If you need a car to reach the station it's questionable to claim you're local.
To be fair, if they don't have private parking they might suddenly find it very difficult to park at their own home. On the other hand, if they live that close to a train station...
I'm from the united states Midwest and have Heard people claim to be local to cities while living 20miles away from city limits.
You guys are wild when it comes to distances. I was recently in LA and everyone insisted a 20 minutes car commute classified as "close". On another occasion, a lady literally told me "You said it was far away. It's only 50 miles".
20 minute car commute in LA is, what, 3 city blocks?
I rode a bicycle 120 miles a few years back just because I felt like it one day. I'm probably not the best just for what's considered "reasonable"
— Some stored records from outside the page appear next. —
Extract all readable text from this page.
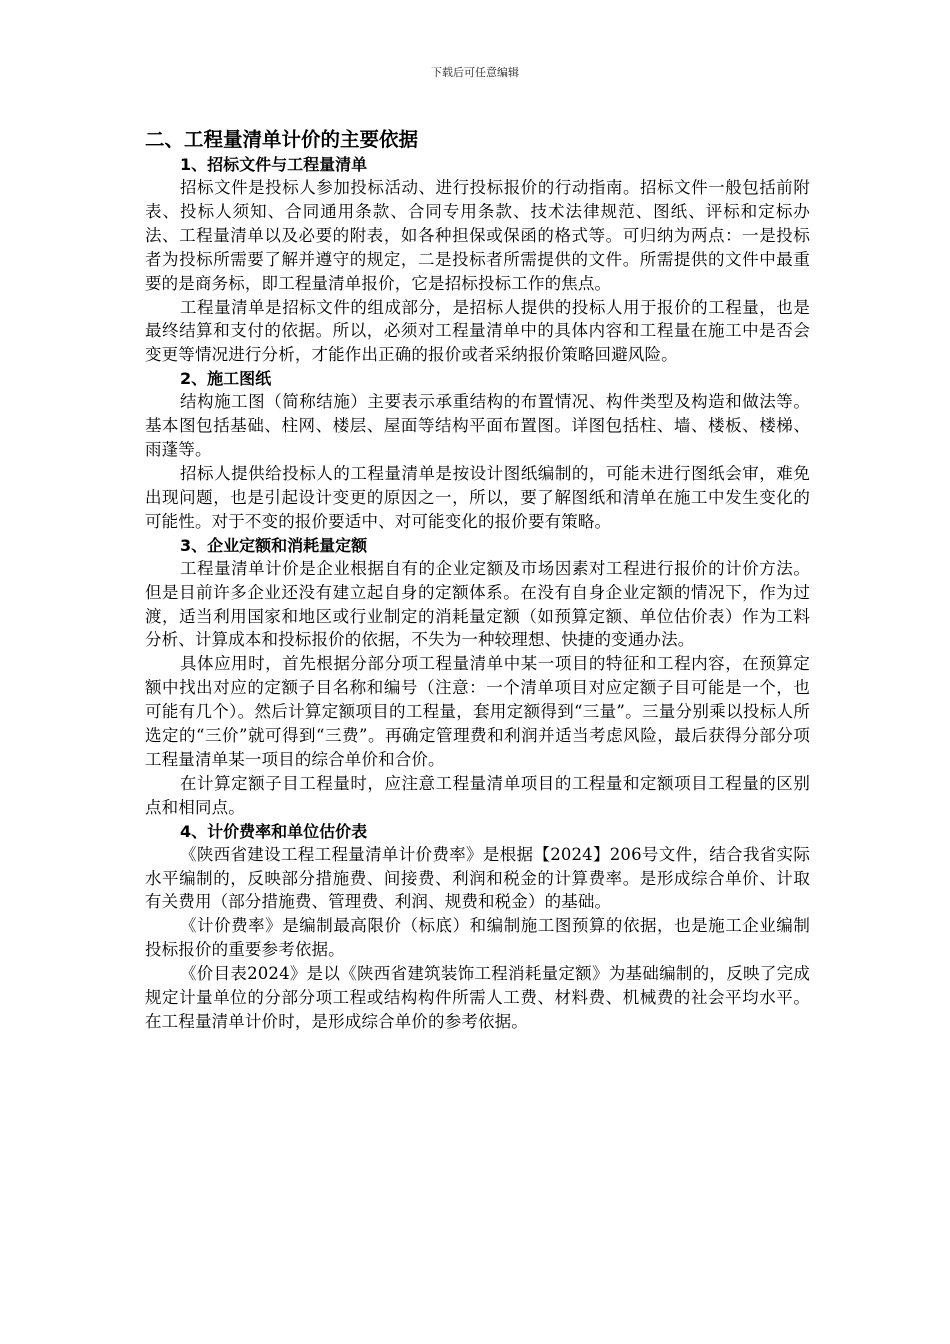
下载后可任意编辑
二、工程量清单计价的主要依据
1、招标文件与工程量清单

招标文件是投标人参加投标活动、进行投标报价的行动指南。招标文件一般包括前附表、投标人须知、合同通用条款、合同专用条款、技术法律规范、图纸、评标和定标办法、工程量清单以及必要的附表，如各种担保或保函的格式等。可归纳为两点：一是投标者为投标所需要了解并遵守的规定，二是投标者所需提供的文件。所需提供的文件中最重要的是商务标，即工程量清单报价，它是招标投标工作的焦点。

工程量清单是招标文件的组成部分，是招标人提供的投标人用于报价的工程量，也是最终结算和支付的依据。所以，必须对工程量清单中的具体内容和工程量在施工中是否会变更等情况进行分析，才能作出正确的报价或者采纳报价策略回避风险。

2、施工图纸

结构施工图（简称结施）主要表示承重结构的布置情况、构件类型及构造和做法等。基本图包括基础、柱网、楼层、屋面等结构平面布置图。详图包括柱、墙、楼板、楼梯、雨蓬等。

招标人提供给投标人的工程量清单是按设计图纸编制的，可能未进行图纸会审，难免出现问题，也是引起设计变更的原因之一，所以，要了解图纸和清单在施工中发生变化的可能性。对于不变的报价要适中、对可能变化的报价要有策略。

3、企业定额和消耗量定额

工程量清单计价是企业根据自有的企业定额及市场因素对工程进行报价的计价方法。但是目前许多企业还没有建立起自身的定额体系。在没有自身企业定额的情况下，作为过渡，适当利用国家和地区或行业制定的消耗量定额（如预算定额、单位估价表）作为工料分析、计算成本和投标报价的依据，不失为一种较理想、快捷的变通办法。

具体应用时，首先根据分部分项工程量清单中某一项目的特征和工程内容，在预算定额中找出对应的定额子目名称和编号（注意：一个清单项目对应定额子目可能是一个，也可能有几个）。然后计算定额项目的工程量，套用定额得到“三量”。三量分别乘以投标人所选定的“三价”就可得到“三费”。再确定管理费和利润并适当考虑风险，最后获得分部分项工程量清单某一项目的综合单价和合价。

在计算定额子目工程量时，应注意工程量清单项目的工程量和定额项目工程量的区别点和相同点。

4、计价费率和单位估价表

《陕西省建设工程工程量清单计价费率》是根据【2024】206号文件，结合我省实际水平编制的，反映部分措施费、间接费、利润和税金的计算费率。是形成综合单价、计取有关费用（部分措施费、管理费、利润、规费和税金）的基础。

《计价费率》是编制最高限价（标底）和编制施工图预算的依据，也是施工企业编制投标报价的重要参考依据。

《价目表2024》是以《陕西省建筑装饰工程消耗量定额》为基础编制的，反映了完成规定计量单位的分部分项工程或结构构件所需人工费、材料费、机械费的社会平均水平。在工程量清单计价时，是形成综合单价的参考依据。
That said, it really is the joke/meme "Americans think 100 years is a long time, Europeans think 100 miles is a long distance"
Personally, I feel like if I'm more than 3 miles away, I'm not local. I may be "from the area" but I'm not "a local"
Most people I know wouldn't consider 50 miles to be "close" though in terms of "can I pop over for a quick trip or do I need to plan my day around it"
As for car rides, like.... If I'm driving I don't mind so much because I'm occupied by trying not to die, but as a passenger anything over 5 minutes is not a "quick trip"
But what about those folks who use a car to commute from their garage to their car?
There are train stations where I would much prefer a huge car park, because they're on the "outer perimeter" of a city region where denser movement options become viable. But this sounds like a newly developed area designed under the sensible European 15-minute-city principles; where 3 parking spaces is the region taken up by a single small shop. So to me, all the complaints here sound very much like car-brain.
This just makes me realise how bike crazy the Netherlands is, Amsterdam recently built underground bicycle parking that can hold 20,000 bicycles.
This bike parking was built underneath a canal.